Dans le cas où une décision d'un tribunal est en partie fondée sur une appréciation défavorable de la preuve documentaire et où le demandeur ne s'est pas vu offrir la possibilité d'expliquer les lacunes ou défauts apparents de cette preuve, doit-il y avoir une nouvelle audition étant donné que la Cour n'est pas le droit de substituer sa propre appréciation de la preuve s'il n'y avait pas eu cette erreur ou y a-t-il des circonstances dans lesquelles une telle erreur dans l'appréciation de la preuve n'aura pas d'incidence sur la décision rendue?

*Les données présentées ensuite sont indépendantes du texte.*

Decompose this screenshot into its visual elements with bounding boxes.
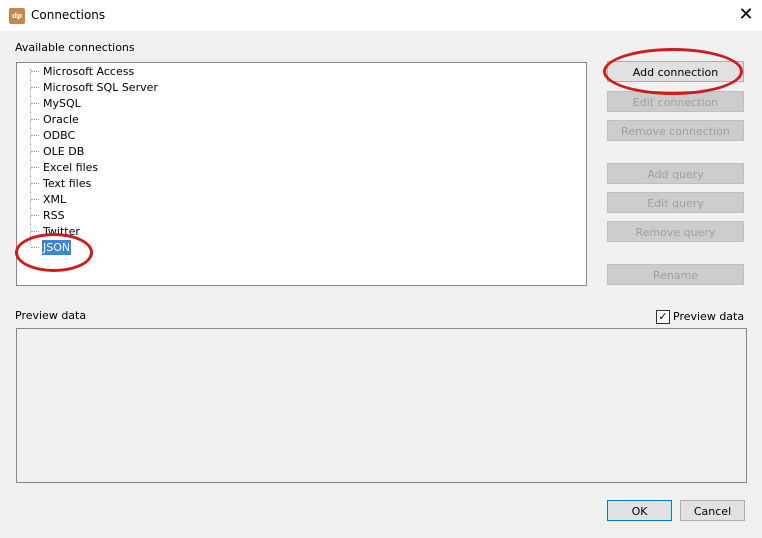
tree-connector — [31, 87, 39, 88]
tree-item-ole-db[interactable]: OLE DB — [42, 144, 85, 159]
preview-data-label: Preview data — [15, 309, 87, 322]
add-connection-button[interactable]: Add connection — [607, 61, 744, 82]
ok-button[interactable]: OK — [607, 500, 672, 521]
available-connections-label: Available connections — [15, 41, 135, 54]
edit-query-button[interactable]: Edit query — [607, 192, 744, 213]
tree-connector — [31, 71, 39, 72]
tree-connector — [31, 215, 39, 216]
remove-query-button[interactable]: Remove query — [607, 221, 744, 242]
tree-connector — [31, 199, 39, 200]
preview-data-checkbox-label[interactable]: Preview data — [673, 310, 744, 323]
connections-tree[interactable]: Microsoft Access Microsoft SQL Server My… — [16, 62, 587, 286]
tree-line — [30, 69, 31, 245]
tree-item-text-files[interactable]: Text files — [42, 176, 92, 191]
tree-connector — [31, 151, 39, 152]
tree-connector — [31, 135, 39, 136]
tree-item-excel-files[interactable]: Excel files — [42, 160, 99, 175]
tree-item-json[interactable]: JSON — [42, 240, 72, 255]
preview-data-checkbox[interactable]: ✓ — [656, 310, 670, 324]
title-bar: dp Connections ✕ — [0, 0, 762, 31]
tree-item-twitter[interactable]: Twitter — [42, 224, 81, 239]
window-title: Connections — [31, 8, 106, 22]
tree-item-xml[interactable]: XML — [42, 192, 67, 207]
tree-connector — [31, 167, 39, 168]
tree-item-mysql[interactable]: MySQL — [42, 96, 82, 111]
cancel-button[interactable]: Cancel — [680, 500, 745, 521]
remove-connection-button[interactable]: Remove connection — [607, 120, 744, 141]
rename-button[interactable]: Rename — [607, 264, 744, 285]
tree-connector — [31, 183, 39, 184]
preview-data-panel — [16, 328, 747, 483]
close-icon[interactable]: ✕ — [736, 4, 756, 26]
tree-item-odbc[interactable]: ODBC — [42, 128, 76, 143]
tree-connector — [31, 247, 39, 248]
tree-connector — [31, 119, 39, 120]
add-query-button[interactable]: Add query — [607, 163, 744, 184]
tree-item-microsoft-sql-server[interactable]: Microsoft SQL Server — [42, 80, 159, 95]
tree-item-oracle[interactable]: Oracle — [42, 112, 80, 127]
edit-connection-button[interactable]: Edit connection — [607, 91, 744, 112]
tree-connector — [31, 103, 39, 104]
tree-item-rss[interactable]: RSS — [42, 208, 66, 223]
tree-item-microsoft-access[interactable]: Microsoft Access — [42, 64, 135, 79]
tree-connector — [31, 231, 39, 232]
app-icon: dp — [9, 8, 25, 24]
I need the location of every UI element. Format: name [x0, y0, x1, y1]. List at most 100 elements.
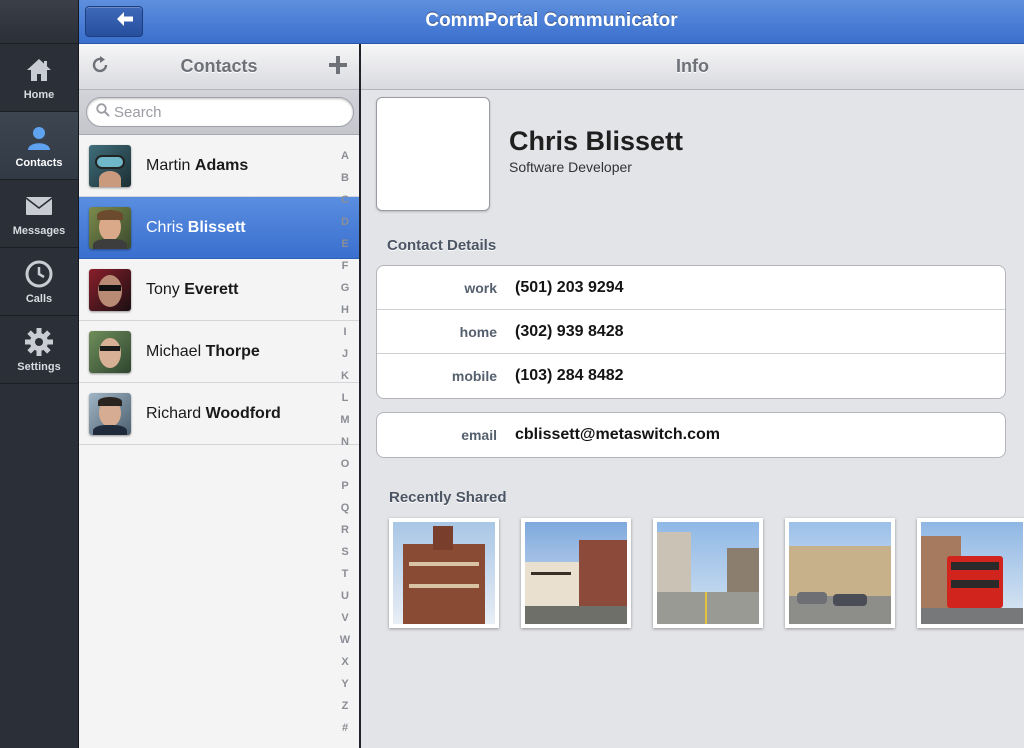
search-bar	[79, 90, 359, 135]
index-letter[interactable]: T	[342, 563, 349, 585]
avatar	[89, 268, 131, 311]
gear-icon	[24, 327, 54, 357]
index-letter[interactable]: Z	[342, 695, 349, 717]
index-letter[interactable]: D	[341, 211, 349, 233]
index-letter[interactable]: N	[341, 431, 349, 453]
nav-item-contacts[interactable]: Contacts	[0, 112, 78, 180]
phone-row-mobile[interactable]: mobile (103) 284 8482	[377, 354, 1005, 398]
nav-item-messages[interactable]: Messages	[0, 180, 78, 248]
shared-photo-terraced-houses[interactable]	[785, 518, 895, 628]
index-letter[interactable]: W	[340, 629, 350, 651]
contact-row-tony-everett[interactable]: Tony Everett	[79, 259, 359, 321]
contact-name: Michael Thorpe	[146, 342, 260, 360]
avatar	[89, 392, 131, 435]
info-header: Info	[361, 44, 1024, 90]
nav-item-settings[interactable]: Settings	[0, 316, 78, 384]
info-title: Info	[676, 56, 709, 76]
index-letter[interactable]: X	[341, 651, 348, 673]
shared-photo-town-hall[interactable]	[389, 518, 499, 628]
index-letter[interactable]: H	[341, 299, 349, 321]
index-letter[interactable]: I	[343, 321, 346, 343]
phone-number[interactable]: (302) 939 8428	[515, 323, 624, 341]
contact-name: Richard Woodford	[146, 404, 281, 422]
email-card: email cblissett@metaswitch.com	[376, 412, 1006, 458]
info-panel: Info Chris Blissett Software Developer C…	[361, 44, 1024, 748]
contacts-panel: Contacts Martin Adams	[79, 44, 361, 748]
nav-item-calls[interactable]: Calls	[0, 248, 78, 316]
recently-shared-heading: Recently Shared	[389, 489, 507, 506]
nav-label-home: Home	[23, 88, 55, 101]
phone-number[interactable]: (103) 284 8482	[515, 367, 624, 385]
phone-row-home[interactable]: home (302) 939 8428	[377, 310, 1005, 354]
email-row[interactable]: email cblissett@metaswitch.com	[377, 413, 1005, 457]
index-letter[interactable]: M	[340, 409, 349, 431]
back-button[interactable]	[85, 6, 143, 37]
contact-row-martin-adams[interactable]: Martin Adams	[79, 135, 359, 197]
person-icon	[24, 123, 54, 153]
title-bar: CommPortal Communicator	[79, 0, 1024, 44]
contacts-title: Contacts	[180, 56, 258, 76]
app-title: CommPortal Communicator	[425, 10, 678, 31]
town-hall-photo	[393, 522, 495, 624]
index-letter[interactable]: B	[341, 167, 349, 189]
index-letter[interactable]: S	[341, 541, 348, 563]
contact-row-michael-thorpe[interactable]: Michael Thorpe	[79, 321, 359, 383]
envelope-icon	[24, 191, 54, 221]
back-arrow-icon	[116, 11, 134, 32]
index-letter[interactable]: K	[341, 365, 349, 387]
index-letter[interactable]: A	[341, 145, 349, 167]
contact-name: Martin Adams	[146, 156, 249, 174]
contacts-header: Contacts	[79, 44, 359, 90]
nav-label-messages: Messages	[12, 224, 66, 237]
search-field[interactable]	[86, 97, 354, 127]
shared-photo-high-street[interactable]	[653, 518, 763, 628]
phone-label: home	[459, 323, 497, 340]
nav-item-home[interactable]: Home	[0, 44, 78, 112]
phone-row-work[interactable]: work (501) 203 9294	[377, 266, 1005, 310]
nav-header	[0, 0, 78, 44]
nav-label-contacts: Contacts	[15, 156, 63, 169]
index-letter[interactable]: Y	[341, 673, 348, 695]
email-address[interactable]: cblissett@metaswitch.com	[515, 426, 720, 444]
index-letter[interactable]: #	[342, 717, 348, 739]
contact-name: Tony Everett	[146, 280, 239, 298]
contact-details-heading: Contact Details	[387, 237, 497, 254]
index-letter[interactable]: C	[341, 189, 349, 211]
phone-number[interactable]: (501) 203 9294	[515, 279, 624, 297]
main-nav: Home Contacts Messages Calls Settings	[0, 0, 79, 748]
search-icon	[96, 102, 110, 122]
contact-row-chris-blissett[interactable]: Chris Blissett	[79, 197, 359, 259]
red-bus-photo	[921, 522, 1023, 624]
phone-label: work	[464, 279, 497, 296]
terraced-houses-photo	[789, 522, 891, 624]
contact-photo-placeholder[interactable]	[376, 97, 490, 211]
avatar	[89, 144, 131, 187]
phone-numbers-card: work (501) 203 9294 home (302) 939 8428 …	[376, 265, 1006, 399]
avatar	[89, 330, 131, 373]
shared-photo-tudor-buildings[interactable]	[521, 518, 631, 628]
index-letter[interactable]: F	[342, 255, 349, 277]
shared-photo-red-bus[interactable]	[917, 518, 1024, 628]
index-letter[interactable]: G	[341, 277, 350, 299]
contact-row-richard-woodford[interactable]: Richard Woodford	[79, 383, 359, 445]
nav-label-calls: Calls	[25, 292, 53, 305]
nav-label-settings: Settings	[17, 360, 61, 373]
search-input[interactable]	[114, 103, 334, 121]
add-contact-button[interactable]	[325, 54, 351, 80]
index-letter[interactable]: E	[341, 233, 348, 255]
avatar	[89, 206, 131, 249]
index-letter[interactable]: Q	[341, 497, 350, 519]
index-letter[interactable]: P	[341, 475, 348, 497]
phone-label: mobile	[451, 368, 497, 384]
email-label: email	[461, 427, 497, 443]
index-letter[interactable]: L	[342, 387, 349, 409]
index-letter[interactable]: J	[342, 343, 348, 365]
contact-name: Chris Blissett	[146, 218, 246, 236]
index-letter[interactable]: V	[341, 607, 348, 629]
index-letter[interactable]: U	[341, 585, 349, 607]
alphabet-index: A B C D E F G H I J K L M N O P Q R S T U V W X Y Z #	[333, 145, 357, 739]
index-letter[interactable]: O	[341, 453, 350, 475]
index-letter[interactable]: R	[341, 519, 349, 541]
plus-icon	[328, 55, 348, 80]
contact-full-name: Chris Blissett	[509, 126, 684, 156]
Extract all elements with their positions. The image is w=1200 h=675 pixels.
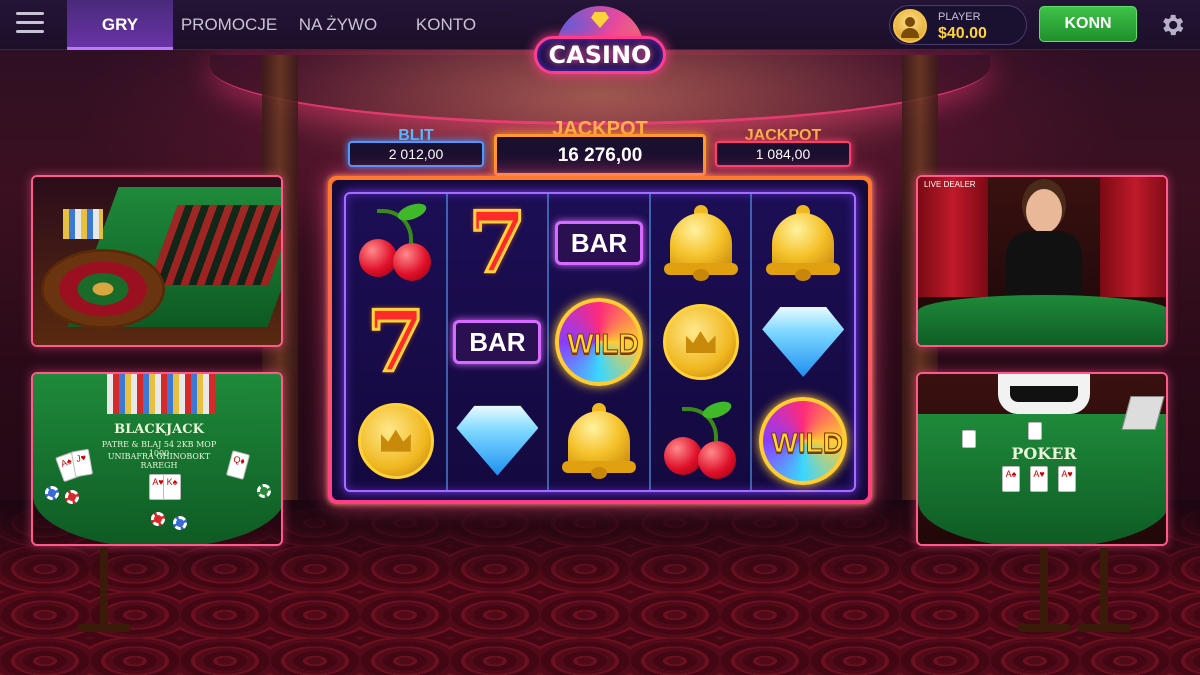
chip-stack — [63, 209, 103, 239]
wild-icon: WILD — [554, 297, 643, 386]
avatar — [893, 9, 927, 43]
poker-game-tile[interactable]: POKER A♠ A♥ A♥ — [916, 372, 1168, 546]
reel-cell — [346, 194, 448, 293]
bar-icon: BAR — [453, 319, 542, 364]
cherry-icon — [662, 397, 740, 479]
tab-games[interactable]: GRY — [67, 0, 173, 50]
roulette-wheel — [41, 249, 165, 329]
jackpot-blit-value: 2 012,00 — [388, 146, 444, 162]
tab-promotions[interactable]: PROMOCJE — [176, 0, 282, 50]
casino-logo[interactable]: CASINO — [534, 6, 666, 74]
jackpot-small-box: 1 084,00 — [715, 141, 851, 167]
diamond-icon — [762, 306, 845, 377]
reel-cell — [651, 292, 753, 392]
gear-icon[interactable] — [1158, 11, 1186, 39]
blackjack-line3: UNIBAFRA GHINOBOKT RAREGH — [107, 452, 211, 470]
reel-grid[interactable]: 7 BAR 7 BAR WILD WILD — [344, 192, 856, 492]
hamburger-menu-icon[interactable] — [16, 12, 44, 36]
player-label: PLAYER — [938, 11, 981, 23]
curtain-left — [918, 177, 988, 297]
bell-icon — [766, 205, 841, 282]
reel-cell: 7 — [346, 291, 448, 392]
bar-icon: BAR — [554, 221, 643, 266]
reel-cell — [752, 293, 854, 392]
crown-coin-icon — [662, 303, 739, 380]
reel-cell — [752, 194, 854, 293]
reel-cell — [549, 391, 651, 490]
seven-icon: 7 — [365, 291, 426, 391]
chip-tray — [107, 374, 215, 414]
bell-icon — [561, 402, 636, 479]
live-dealer-label: LIVE DEALER — [924, 180, 976, 189]
reel-cell — [448, 391, 550, 490]
reel-cell — [651, 194, 753, 293]
wild-icon: WILD — [759, 396, 848, 485]
blackjack-game-tile[interactable]: BLACKJACK PATRE & BLAJ 54 2KB MOP 1000 U… — [31, 372, 283, 546]
reel-cell: BAR — [448, 292, 550, 392]
reel-cell — [346, 391, 448, 490]
blackjack-title: BLACKJACK — [114, 422, 204, 437]
roulette-game-tile[interactable] — [31, 175, 283, 347]
reel-cell: WILD — [752, 391, 854, 490]
crown-coin-icon — [357, 402, 434, 479]
player-balance: $40.00 — [938, 25, 987, 42]
logo-text: CASINO — [534, 36, 666, 74]
player-balance-widget[interactable]: PLAYER $40.00 — [889, 5, 1027, 45]
bell-icon — [663, 205, 738, 282]
cherry-icon — [357, 200, 435, 282]
seven-icon: 7 — [467, 193, 528, 293]
reel-cell: 7 — [448, 194, 550, 293]
reel-cell: WILD — [549, 292, 651, 392]
reel-cell — [651, 391, 753, 490]
login-button[interactable]: KONN — [1039, 6, 1137, 42]
jackpot-main-value: 16 276,00 — [557, 145, 643, 166]
diamond-icon — [456, 405, 539, 476]
poker-title: POKER — [1011, 444, 1077, 463]
curtain-right — [1100, 177, 1166, 297]
jackpot-blit-box: 2 012,00 — [348, 141, 484, 167]
jackpot-main-box: 16 276,00 — [494, 134, 706, 176]
tab-account[interactable]: KONTO — [400, 0, 492, 50]
reel-cell: BAR — [549, 194, 651, 293]
dealer-arms — [998, 374, 1090, 414]
live-dealer-tile[interactable]: LIVE DEALER — [916, 175, 1168, 347]
jackpot-small-value: 1 084,00 — [755, 146, 811, 162]
dealer-head — [1026, 189, 1062, 233]
slot-machine[interactable]: 7 BAR 7 BAR WILD WILD — [328, 176, 872, 504]
tab-live[interactable]: NA ŻYWO — [288, 0, 388, 50]
dealer-body — [1006, 231, 1082, 301]
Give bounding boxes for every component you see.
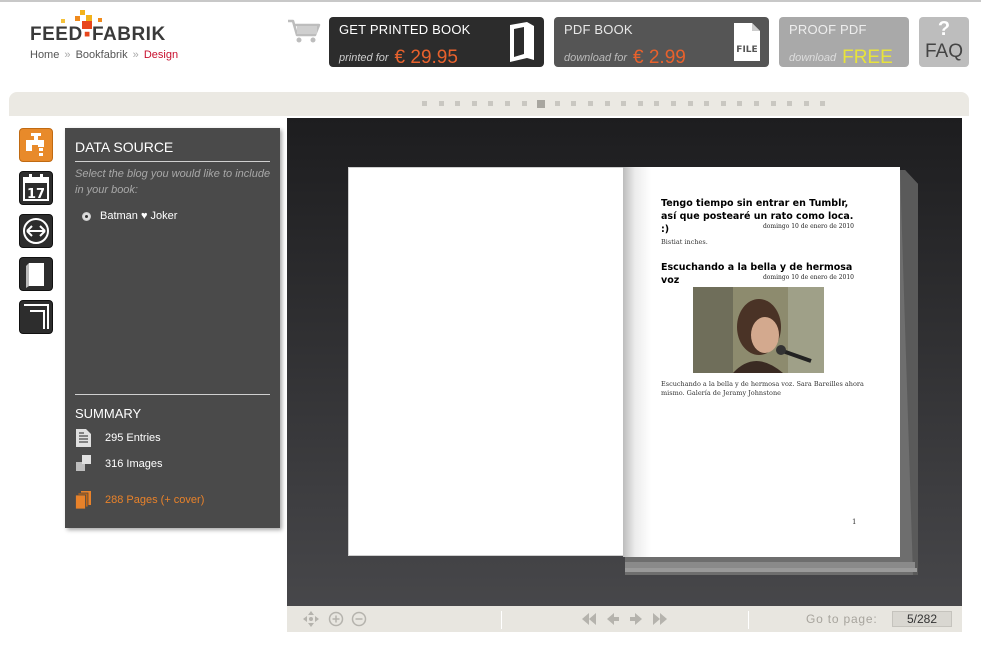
file-icon: FILE [732,21,762,63]
page-dot[interactable] [571,101,577,106]
get-printed-book-button[interactable]: GET PRINTED BOOK printed for € 29.95 [329,17,544,68]
page-dot[interactable] [637,101,643,106]
data-source-panel: DATA SOURCE Select the blog you would li… [65,128,280,528]
divider [75,394,270,395]
post-photo [693,287,824,373]
post-date: domingo 10 de enero de 2010 [762,223,854,230]
go-to-page-input[interactable]: 5/282 [892,611,952,627]
page-number: 1 [852,518,857,526]
page-dot[interactable] [588,101,593,106]
svg-text:FILE: FILE [736,45,757,55]
page-dot[interactable] [438,101,444,106]
question-icon: ? [937,18,951,40]
post-caption: Escuchando a la bella y de hermosa voz. … [661,380,864,397]
page-dot[interactable] [704,101,710,106]
faq-button[interactable]: ? FAQ [919,17,969,67]
page-dot[interactable] [505,101,510,106]
page-dot[interactable] [737,101,743,106]
book-icon [26,263,44,288]
breadcrumb-bookfabrik[interactable]: Bookfabrik [76,49,128,61]
corner-frame-icon [24,304,49,329]
faucet-icon [26,133,44,156]
proof-pdf-sub: download [789,52,837,64]
book-page-left[interactable] [348,167,624,556]
printed-book-title: GET PRINTED BOOK [339,22,471,37]
page-dot[interactable] [422,101,427,106]
feedfabrik-logo[interactable]: FEED▪FABRIK [30,10,180,45]
zoom-out-icon[interactable] [351,611,367,627]
divider [75,161,270,162]
pdf-book-title: PDF BOOK [564,22,633,37]
post-body: Bistiat inches. [661,238,708,246]
arrows-horizontal-icon [23,218,49,244]
svg-text:17: 17 [27,187,45,202]
go-to-page-label: Go to page: [806,612,878,626]
proof-pdf-button[interactable]: PROOF PDF download FREE [779,17,909,68]
post-title: Tengo tiempo sin entrar en Tumblr, así q… [661,198,854,235]
blog-radio[interactable] [82,212,91,221]
pages-icon [75,491,91,510]
post-date: domingo 10 de enero de 2010 [762,274,854,281]
blog-option-label[interactable]: Batman ♥ Joker [100,210,177,222]
previous-page-icon[interactable] [605,611,621,627]
toolbar-divider [501,611,502,629]
page-dot[interactable] [488,101,494,106]
toolbar-divider [748,611,749,629]
page-dot[interactable] [770,101,776,106]
zoom-in-icon[interactable] [328,611,344,627]
page-dot[interactable] [671,101,676,106]
proof-pdf-price: FREE [842,47,893,68]
page-dot[interactable] [521,101,527,106]
breadcrumb-home[interactable]: Home [30,49,59,61]
pdf-book-sub: download for [564,52,627,64]
calendar-icon: 17 [23,174,49,202]
data-source-heading: DATA SOURCE [75,139,174,155]
faq-label: FAQ [924,41,963,62]
cart-icon[interactable] [287,18,321,44]
page-dot[interactable] [687,101,693,106]
page-dot[interactable] [720,101,726,106]
top-border [0,0,981,2]
data-source-hint: Select the blog you would like to includ… [75,168,271,196]
page-dot[interactable] [621,101,627,106]
page-navigation-dots [9,92,969,116]
page-dot[interactable] [787,101,793,106]
printed-book-price: € 29.95 [394,47,458,68]
breadcrumb: Home » Bookfabrik » Design [30,49,179,61]
page-dot[interactable] [455,101,461,106]
page-dot[interactable] [471,101,477,106]
page-dot[interactable] [820,101,826,106]
images-icon [76,455,91,471]
last-page-icon[interactable] [652,611,668,627]
book-page-right[interactable]: Tengo tiempo sin entrar en Tumblr, así q… [623,167,900,557]
page-dot[interactable] [803,101,809,106]
viewer-toolbar: Go to page: 5/282 [287,606,962,632]
data-source-tool[interactable] [19,128,53,162]
layout-tool[interactable] [19,214,53,248]
page-dot[interactable] [536,100,545,108]
move-icon[interactable] [303,611,319,627]
page-dot[interactable] [604,101,610,106]
date-range-tool[interactable]: 17 [19,171,53,205]
book-icon [507,21,537,63]
first-page-icon[interactable] [581,611,597,627]
document-icon [76,429,91,447]
printed-book-sub: printed for [339,52,389,64]
breadcrumb-current: Design [143,49,179,61]
format-tool[interactable] [19,300,53,334]
pdf-book-price: € 2.99 [633,47,686,68]
summary-heading: SUMMARY [75,406,142,421]
pdf-book-button[interactable]: PDF BOOK download for € 2.99 FILE [554,17,769,68]
logo-wordmark: FEED▪FABRIK [30,24,166,45]
page-dot[interactable] [754,101,759,106]
next-page-icon[interactable] [628,611,644,627]
cover-tool[interactable] [19,257,53,291]
page-dot[interactable] [554,101,560,106]
page-dot[interactable] [654,101,660,106]
proof-pdf-title: PROOF PDF [789,22,867,37]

[23]       Le ministre s'oppose à la certification de la question sur le fondement qu'il est bien établi en droit que le tribunal a l'obligation de fournir aux revendicateurs une possibilité valable d'être entendus et que la présente affaire traite simplement de la question de savoir si le tribunal s'est effectivement acquitté de cette obligation. Par conséquent, on affirme que la décision porte sur un cas d'espèce, de sorte que ce n'est pas un cas approprié pour la certification d'une question.

[24]       Je suis d'accord. De plus, en ce qui a trait à la question de savoir si l'erreur dans l'appréciation de la preuve aura une incidence sur la décision, j'estime que les règles de droit sont bien fixées dans des arrêts tels que Patel c. Canada (Ministre de la Citoyenneté et de l'Immigration), 2002 CAF 55; Mobil Oil Canada Ltd. c. Office Canada-Terre-Neuve des hydrocarbures extracôtiers, [1994] 1 R.C.S. 202, à la page 228; et Yassine c. Canada (Ministre de l'Emploi et de l'Immigration) (1994), 172 N.R. 308 (C.A.F.).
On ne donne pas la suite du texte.